The Duke de Richelieu intended to reign under cover of Madame de la Tournelle, whose guide and inspirer he had become. This affair roused his enthusiasm. Pushing even to lyricism his sorry rôle of intermediary, he exclaimed, in an excess of zeal: “I mean that any one who shall enter Madame de la Tournelle’s ante-chamber shall be more highly considered than one who might have been in private conversation with Madame de Mailly.”[13]

The new favorite made conditions before yielding to the King. Proud and imperious, like most beautiful and flattered women, she required guarantees, and transformed a so-called affair of the heart into a diplomatic negotiation. “Love,” says La Rochefoucauld, “lends its name to an infinite number of relations attributed to it, but with which it has no more to do than the Doge with what goes on at Venice.” Madame de la Tournelle did not love, she calculated. More peremptory than Madame de Vintimille, who had tolerated a partnership with Madame de Mailly, she determined to reign alone. What she bargained for was not simply money and consideration but the banishment of her sister. But this was not easy to be obtained. The idea of quitting Versailles afflicted Madame de Mailly. She made herself so humble, so modest, so resigned, so submissive, that Louis XV. felt unable to dismiss her. From time to time he still felt for her certain returns if not of attachment at least of compassion. He would have liked to keep near him, as a faithful servant, this poor woman, whose gentleness and kindness he could not refuse to acknowledge. But Madame de la Tournelle was inflexible. She had signified her intention not to become the mistress of the King until after Madame de Mailly should have been irrevocably driven from the court.

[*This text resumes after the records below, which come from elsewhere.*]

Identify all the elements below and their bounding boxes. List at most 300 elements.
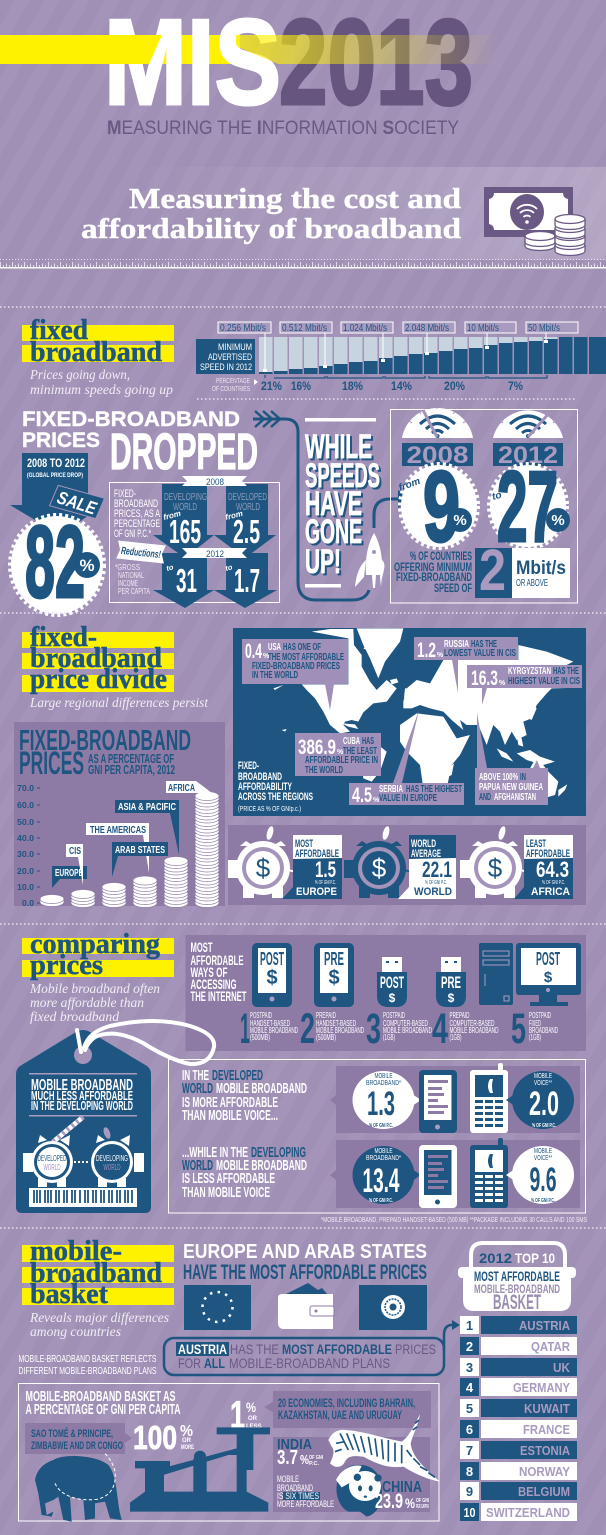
text: map caption: BROADBAND — [238, 771, 282, 783]
list: access methods: POSTPAID — [529, 1011, 551, 1020]
stat: 100 percent or more: 100 — [133, 1419, 177, 1456]
text: while speeds have gone up: UP! — [307, 545, 343, 583]
basket: 2012 top 10: BASKET — [493, 1291, 541, 1314]
text: developed world: IN THE — [182, 1068, 209, 1084]
piggy: most affordable: 1.5 — [315, 857, 336, 882]
list: access methods: POSTPAID — [250, 1011, 272, 1020]
text: map caption: ACROSS THE REGIONS — [238, 791, 313, 803]
rank 6: France — [460, 1420, 577, 1438]
gauge: wifi 2012: 2012 — [498, 442, 558, 469]
subtitle: Measuring the Information Society: MEASURING THE INFORMATION SOCIETY — [107, 118, 459, 139]
section heading: fixed-broadband price divide: broadband — [30, 643, 162, 674]
chart axis: 70.0 — [17, 784, 35, 793]
label: CIS — [66, 844, 83, 885]
icon: prepaid handset — [314, 943, 354, 1007]
callout: Serbia 4.5 percent: HAS THE HIGHEST — [406, 783, 462, 795]
callout: Austria most affordable: PRICES — [395, 1342, 436, 1357]
piggy: world average: WORLD — [411, 838, 436, 850]
callout: Serbia 4.5 percent — [349, 710, 464, 807]
comparison row: developed world: BROADBAND* — [366, 1078, 401, 1087]
box: India versus China: 3.7 — [277, 1447, 298, 1469]
label: Arab States — [112, 842, 168, 877]
piggy: most affordable: AFFORDABLE — [295, 848, 339, 860]
chart: minimum advertised speed: 14% — [391, 381, 412, 393]
arrow: developing world 2012 — [153, 553, 214, 608]
rank 7: Estonia: 7 — [466, 1443, 473, 1458]
list: access methods: POSTPAID — [383, 1011, 405, 1020]
callout: above 100 percent: IN — [520, 771, 526, 783]
text: while speeds have gone up: SPEEDS — [307, 459, 382, 497]
text: basket reflects plans: MOBILE-BROADBAND BASKET REFLECTS — [18, 1353, 156, 1365]
coin stack: Asia and Pacific — [164, 856, 188, 908]
chart: minimum advertised speed: PERCENTAGE — [216, 376, 250, 385]
rank 1: Austria: AUSTRIA — [519, 1318, 571, 1333]
panel: most affordable ways of accessing the internet: MOST — [190, 939, 213, 955]
text: developed world: MOBILE BROADBAND — [216, 1081, 307, 1097]
rank 10: Switzerland: 10 — [464, 1505, 476, 1520]
chart: minimum advertised speed: 21% — [261, 381, 282, 393]
list: access methods: (1GB) — [529, 1033, 541, 1042]
heading: Europe and Arab States: EUROPE AND ARAB STATES — [183, 1241, 427, 1263]
text: developing world: WORLD — [182, 1158, 213, 1174]
callout: 2 Mbit/s: OR ABOVE — [516, 578, 548, 589]
panel: price comparison by world — [110, 476, 280, 608]
rank 5: Kuwait — [460, 1399, 577, 1417]
box: India versus China: MOBILE — [277, 1474, 299, 1484]
chart axis: 60.0 — [17, 801, 35, 810]
tag text: MUCH LESS AFFORDABLE — [31, 1088, 133, 1103]
comparison row: developing world: BROADBAND* — [366, 1153, 401, 1162]
list: access methods — [240, 1005, 558, 1053]
callout: Kyrgyzstan 16.3 percent: KYRGYZSTAN — [508, 665, 551, 677]
list: access methods: (500MB) — [316, 1033, 336, 1042]
section heading: comparing prices: fixed broadband — [30, 1010, 120, 1025]
list: access methods: MOBILE BROADBAND — [250, 1026, 298, 1035]
chart: minimum advertised speed: ADVERTISED — [208, 352, 252, 363]
gauge: wifi 2008: 2008 — [406, 442, 468, 469]
chart: minimum advertised speed: 20% — [444, 381, 465, 393]
panel: price comparison by world: OF GNI P.C.* — [114, 528, 151, 540]
rank 5: Kuwait: 5 — [466, 1401, 473, 1416]
chart: minimum advertised speed: 50 Mbit/s — [528, 322, 560, 334]
chart: minimum advertised speed: 2.048 Mbit/s — [405, 322, 449, 334]
divider — [197, 398, 576, 400]
chart: minimum advertised speed: 1.024 Mbit/s — [343, 322, 387, 334]
panel: price comparison by world: PERCENTAGE — [114, 518, 160, 530]
burst: to 27 percent — [490, 451, 570, 563]
arrow: developing world 2008: from — [162, 509, 182, 522]
callout: Cuba 386.9 percent: 386.9 — [298, 736, 336, 759]
callout: Austria most affordable: FOR — [178, 1356, 201, 1371]
panel: coin stacks chart — [14, 722, 225, 908]
divider — [0, 1227, 606, 1229]
callout: USA 0.4 percent: HAS ONE OF — [283, 641, 321, 653]
section heading: comparing prices: comparing — [30, 929, 160, 960]
chart: minimum advertised speed: 7% — [508, 381, 523, 393]
callout: Kyrgyzstan 16.3 percent: % — [499, 680, 506, 687]
coin stack: Africa — [195, 792, 219, 908]
rank 3: UK: UK — [553, 1360, 571, 1375]
tag text — [29, 1073, 137, 1116]
text: developed world: THAN MOBILE VOICE... — [182, 1108, 278, 1124]
piggy: world average: AVERAGE — [411, 848, 441, 860]
gauge: wifi 2012 — [493, 405, 563, 469]
text: developing world: IS LESS AFFORDABLE — [182, 1171, 275, 1187]
callout: Cuba 386.9 percent: THE LEAST — [343, 745, 377, 757]
list: access methods: 4 — [432, 1005, 448, 1053]
mini piggy: developed world — [23, 1135, 73, 1187]
icon: European flag — [184, 1285, 251, 1330]
rank 6: France: 6 — [466, 1422, 473, 1437]
chart: minimum advertised speed: 16% — [291, 381, 311, 393]
heading: Europe and Arab States: HAVE THE MOST AFFORDABLE PRICES — [183, 1261, 427, 1284]
basket: 2012 top 10: MOBILE-BROADBAND — [474, 1282, 560, 1296]
icon: prepaid handset: $ — [328, 967, 340, 989]
callout: Austria most affordable: MOBILE-BROADBAND PLANS — [229, 1356, 390, 1371]
stat: 1 percent or less — [230, 1394, 262, 1437]
arrow: developing world 2012: 31 — [176, 562, 197, 599]
section heading: comparing prices — [22, 929, 174, 1025]
burst: to 27 percent: % — [551, 512, 565, 529]
arrow: developed world 2012: 1.7 — [234, 562, 260, 599]
label: The Americas: THE AMERICAS — [90, 824, 146, 836]
section heading: fixed-broadband price divide: price divide — [30, 664, 167, 695]
tag text: IN THE DEVELOPING WORLD — [31, 1098, 133, 1113]
arrow: developed world 2012 — [214, 553, 277, 608]
section heading: comparing prices: prices — [30, 950, 103, 981]
comparison row: developing world: VOICE** — [534, 1153, 552, 1162]
price tag: mobile broadband less affordable — [16, 1021, 214, 1213]
text: developed world: WORLD — [182, 1081, 213, 1097]
comparison row: developing world: MOBILE — [534, 1146, 552, 1155]
chart axis: 10.0 — [17, 883, 35, 892]
burst: from 9 percent: 9 — [423, 451, 460, 563]
icon: wallet — [278, 1283, 334, 1329]
comparison row: developing world: 9.6 — [530, 1161, 556, 1199]
rank 2: Qatar: 2 — [466, 1339, 473, 1354]
piggy: most affordable — [228, 825, 342, 899]
callout: Austria most affordable: AUSTRIA — [178, 1342, 227, 1357]
list: access methods: HANDSET-BASED — [250, 1019, 290, 1028]
box: India versus China: INDIA — [277, 1436, 312, 1453]
chart title: FIXED-BROADBAND — [19, 725, 191, 757]
rank 2: Qatar — [460, 1337, 577, 1355]
icon: Arab League flag — [359, 1285, 427, 1330]
arrow: developing world 2008: 165 — [169, 513, 201, 550]
section heading: fixed broadband — [22, 315, 174, 398]
text: developed world: DEVELOPED — [212, 1068, 263, 1084]
piggy: world average: % OF GNI P.C. — [425, 880, 447, 886]
rank 4: Germany: 4 — [466, 1380, 474, 1395]
burst: from 9 percent: from — [397, 476, 422, 494]
arrow: developing world 2008 — [153, 484, 214, 558]
rank 4: Germany — [460, 1378, 577, 1396]
chart title: AS A PERCENTAGE OF — [88, 751, 174, 766]
box: India versus China: OF GNI — [309, 1455, 323, 1461]
panel: most affordable ways of accessing the internet: ACCESSING — [190, 976, 237, 992]
list: access methods: 1 — [240, 1005, 250, 1053]
callout: Russia 1.2 percent: LOWEST VALUE IN CIS — [444, 647, 516, 659]
chart: minimum advertised speed: 0.512 Mbit/s — [282, 322, 327, 334]
arrow: developed world 2012: to — [224, 562, 234, 573]
arrow: developing world 2008: WORLD — [173, 501, 197, 513]
text: percent of countries: FIXED-BROADBAND — [396, 570, 472, 584]
comparison row: developed world: MOBILE — [374, 1071, 392, 1080]
list: access methods: MOBILE BROADBAND — [383, 1026, 432, 1035]
panel: most affordable ways of accessing the internet — [186, 935, 586, 1053]
rank 1: Austria: 1 — [466, 1318, 473, 1333]
piggy: world average — [344, 825, 456, 899]
title band — [0, 167, 606, 268]
piggy: least affordable — [460, 825, 573, 899]
section heading: mobile-broadband basket: basket — [30, 1279, 109, 1310]
callout: above 100 percent — [475, 713, 548, 805]
text: developing world — [182, 1145, 307, 1201]
piggy: least affordable: 64.3 — [536, 857, 569, 882]
panel: 2 Mbit/s countries — [390, 405, 578, 603]
list: access methods: COMPUTER-BASED — [383, 1019, 428, 1028]
icon: postpaid handset: $ — [266, 967, 278, 989]
text: percent of countries: % OF COUNTRIES — [410, 549, 472, 563]
panel: most affordable ways of accessing the internet: THE INTERNET — [190, 988, 247, 1004]
stat: 1 percent or less: 1 — [230, 1394, 245, 1437]
text: map caption — [238, 760, 313, 813]
text: while speeds have gone up: HAVE — [305, 485, 362, 523]
stat: 100 percent or more: % — [180, 1423, 193, 1440]
callout: above 100 percent: AND — [479, 791, 491, 803]
callout: Kyrgyzstan 16.3 percent: 16.3 — [471, 667, 498, 690]
callout: USA 0.4 percent: % — [263, 653, 270, 660]
rank 8: Norway — [460, 1462, 577, 1480]
icon: banknote and coins — [484, 187, 585, 256]
rope and string — [53, 1021, 214, 1142]
piggy: most affordable: EUROPE — [296, 886, 337, 898]
text: percent of countries: OFFERING MINIMUM — [394, 560, 472, 574]
basket: 2012 top 10: 2012 — [479, 1250, 512, 1266]
box: India versus China — [273, 1436, 430, 1512]
text: while speeds have gone up: HAVE — [307, 487, 364, 525]
rank 7: Estonia — [460, 1441, 577, 1459]
coin stack: Europe — [40, 894, 64, 906]
text: percent of countries — [394, 549, 472, 595]
burst: from 9 percent: % — [453, 512, 467, 529]
text: while speeds have gone up: GONE — [305, 513, 362, 551]
rank 5: Kuwait: KUWAIT — [524, 1401, 570, 1416]
arrow: developed world 2008: DEVELOPED — [228, 491, 267, 503]
comparison row: developing world: % OF GNI P.C. — [369, 1198, 393, 1204]
callout: USA 0.4 percent — [242, 639, 348, 710]
arrow: developed world 2008 — [214, 484, 276, 558]
rank 10: Switzerland: SWITZERLAND — [486, 1505, 570, 1520]
icon: rocket — [355, 533, 384, 588]
icon: balance scale — [130, 1427, 270, 1512]
coin stack: Arab States — [102, 882, 126, 908]
stat: China 23.9 percent: % — [405, 1495, 415, 1511]
sticker: sale: SALE — [55, 487, 100, 519]
rank 9: Belgium: BELGIUM — [518, 1484, 570, 1499]
chart: minimum advertised speed — [196, 322, 606, 393]
box: India versus China: MORE AFFORDABLE — [277, 1499, 334, 1509]
arrow: developed world 2008: WORLD — [236, 501, 260, 513]
burst: to 27 percent: 27 — [497, 451, 558, 563]
burst: 82 percent — [10, 505, 104, 619]
section heading: mobile-broadband basket: broadband — [30, 1258, 162, 1289]
comparison row: developed world: MOBILE — [534, 1071, 552, 1080]
heading: fixed-broadband prices dropped: DROPPED — [110, 423, 258, 480]
callout: Kyrgyzstan 16.3 percent: HAS THE — [553, 665, 579, 677]
section heading: mobile-broadband basket: mobile- — [30, 1236, 122, 1267]
chart title — [19, 725, 191, 781]
heading: Europe and Arab States — [183, 1241, 427, 1284]
label: CIS: CIS — [69, 845, 81, 857]
ribbon: 2012 — [182, 548, 247, 560]
arrow: global price drop: (GLOBAL PRICE DROP) — [27, 472, 83, 479]
box: Sao Tome, Zimbabwe, DR Congo: SAO TOMÉ & PRINCIPE, — [31, 1427, 113, 1440]
section heading: fixed-broadband price divide: Large regional differences persist — [29, 696, 209, 711]
note: gross national income — [115, 562, 150, 596]
main title: Measuring the cost and — [129, 183, 461, 215]
text: basket reflects plans: DIFFERENT MOBILE-BROADBAND PLANS — [18, 1365, 156, 1377]
icon: prepaid handset: PRE — [324, 949, 344, 969]
rank 7: Estonia: ESTONIA — [520, 1443, 571, 1458]
divider — [0, 306, 606, 308]
piggy: world average: 22.1 — [422, 857, 452, 882]
text: developing world: MOBILE BROADBAND — [216, 1158, 307, 1174]
callout: 2 Mbit/s: Mbit/s — [516, 558, 566, 579]
rank 1: Austria — [460, 1316, 577, 1334]
list: access methods: COMPUTER-BASED — [450, 1019, 495, 1028]
icon: postpaid USB modem: $ — [389, 991, 396, 1005]
icon: tiger — [328, 1414, 440, 1482]
text: map caption: AFFORDABILITY — [238, 781, 292, 793]
icon: prepaid USB modem: PRE — [441, 973, 461, 992]
label: Arab States: ARAB STATES — [115, 844, 165, 856]
list: top 10 countries — [460, 1316, 577, 1521]
callout: Austria most affordable — [164, 1320, 460, 1375]
list: access methods: FIXED — [529, 1019, 541, 1028]
stat: China 23.9 percent: OF GNI — [416, 1498, 429, 1504]
box: 20 economies: KAZAKHSTAN, UAE AND URUGUAY — [278, 1410, 402, 1422]
burst: 82 percent: 82 — [25, 505, 85, 619]
text: developing world: THAN MOBILE VOICE — [182, 1185, 270, 1201]
label: The Americas — [86, 823, 149, 873]
rank 3: UK — [460, 1358, 577, 1376]
chart: minimum advertised speed: 18% — [342, 381, 363, 393]
heading: fixed-broadband prices dropped: PRICES — [22, 429, 100, 452]
panel: piggy banks — [228, 825, 586, 905]
callout: USA 0.4 percent: IN THE WORLD — [252, 669, 298, 681]
chart: minimum advertised speed: 10 Mbit/s — [467, 322, 499, 334]
comparison row: developing world: MOBILE — [374, 1146, 392, 1155]
section heading: comparing prices: more affordable than — [30, 996, 144, 1011]
stat: 1 percent or less: % — [246, 1399, 256, 1415]
callout: Russia 1.2 percent: 1.2 — [417, 639, 436, 662]
text: while speeds have gone up: SPEEDS — [305, 457, 380, 495]
stat: China 23.9 percent: 23.9 — [375, 1490, 403, 1513]
chart title: GNI PER CAPITA, 2012 — [88, 762, 175, 777]
banner: reductions: Reductions! — [120, 545, 162, 561]
callout: USA 0.4 percent: USA — [268, 641, 281, 653]
tag text: MOBILE BROADBAND — [31, 1077, 133, 1094]
chart title: PRICES — [19, 745, 84, 781]
comparison row: developed world — [330, 1063, 580, 1133]
piggy: least affordable: AFRICA — [531, 886, 570, 898]
list: access methods: PREPAID — [316, 1011, 336, 1020]
text: percent of countries: SPEED OF — [434, 581, 472, 595]
piggy: most affordable: % OF GNI P.C. — [315, 880, 336, 886]
callout: Austria most affordable: MOST AFFORDABLE — [282, 1342, 392, 1357]
header: MIS 2013 logo — [0, 0, 500, 130]
text: developing world: DEVELOPING — [251, 1145, 306, 1161]
piggy: most affordable: MOST — [295, 838, 313, 850]
heading: fixed-broadband prices dropped — [22, 408, 258, 480]
callout: above 100 percent: PAPUA NEW GUINEA — [479, 781, 543, 793]
chart: minimum advertised speed: 0.256 Mbit/s — [220, 322, 266, 334]
list: access methods: MOBILE BROADBAND — [450, 1026, 499, 1035]
text: while speeds have gone up: WHILE — [307, 430, 374, 468]
icon: prepaid USB modem — [436, 957, 466, 1007]
divider — [0, 612, 606, 614]
callout: Serbia 4.5 percent: SERBIA — [379, 783, 403, 795]
panel: most affordable ways of accessing the internet: AFFORDABLE — [190, 952, 244, 968]
callout: above 100 percent: ABOVE 100% — [479, 771, 518, 783]
chart: minimum advertised speed: MINIMUM — [218, 342, 252, 353]
callout: Austria most affordable: ALL — [204, 1356, 225, 1371]
callout: Russia 1.2 percent: HAS THE — [471, 638, 497, 650]
arrow: global price drop: 2008 TO 2012 — [27, 456, 85, 470]
rank 2: Qatar: QATAR — [531, 1339, 571, 1354]
label: Asia and Pacific — [115, 800, 179, 855]
section heading: fixed-broadband price divide: fixed- — [30, 622, 97, 653]
arrow: developing world 2008: DEVELOPING — [164, 491, 207, 503]
rank 10: Switzerland — [460, 1503, 577, 1521]
chart axis — [17, 784, 40, 908]
main title: affordability of broadband — [81, 213, 461, 245]
list: access methods: HANDSET-BASED — [316, 1019, 356, 1028]
text: developing world: ...WHILE IN THE — [182, 1145, 248, 1161]
icon: desktop computer: POST — [536, 949, 560, 969]
stat: 100 percent or more: OR — [182, 1438, 192, 1444]
list: access methods: 3 — [366, 1005, 381, 1053]
callout: above 100 percent: AFGHANISTAN — [494, 791, 536, 803]
comparison row: developing world — [330, 1138, 580, 1208]
callout: Cuba 386.9 percent: THE WORLD — [305, 764, 343, 776]
callout: Cuba 386.9 percent: % — [337, 749, 344, 756]
piggy: least affordable: $ — [488, 853, 503, 883]
map: world continents — [273, 628, 582, 800]
rank 8: Norway: NORWAY — [519, 1464, 570, 1479]
stat: 1 percent or less: LESS — [246, 1424, 262, 1430]
chart axis: 0.0 — [22, 899, 35, 908]
comparison row: developed world: % OF GNI P.C. — [369, 1123, 393, 1129]
ribbon: 2008 — [182, 476, 247, 488]
list: access methods: 5 — [511, 1005, 526, 1053]
burst: 82 percent: % — [79, 556, 95, 575]
section heading: fixed broadband: Prices going down, — [29, 368, 130, 383]
burst: from 9 percent — [397, 451, 478, 563]
rank 6: France: FRANCE — [523, 1422, 570, 1437]
label: Europe: EUROPE — [55, 867, 83, 879]
section heading: fixed broadband: fixed — [30, 315, 88, 346]
list: access methods: BROADBAND — [529, 1026, 558, 1035]
box: India versus China: BROADBAND — [277, 1483, 313, 1493]
list: access methods: PREPAID — [450, 1011, 470, 1020]
chart axis: 30.0 — [17, 850, 35, 859]
callout: Serbia 4.5 percent: % — [373, 797, 380, 804]
callout: Kyrgyzstan 16.3 percent — [467, 665, 582, 705]
text: while speeds have gone up: UP! — [305, 543, 341, 581]
list: access methods: (1GB) — [450, 1033, 462, 1042]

Weakness makes men cruel. Louis XV., ordinarily affable and kind, was about to be severe beyond measure towards his former mistress. She thought to move him by immolating herself, and resigning her place (November, 1742) as lady of the palace to the Queen in favor of her sister, Madame de Flavacourt, who stood well with Madame de la Tournelle. But this sacrifice did not touch the cold heart of the King, and he took pleasure in reducing to despair the woman whose love had become embarrassing and tiresome.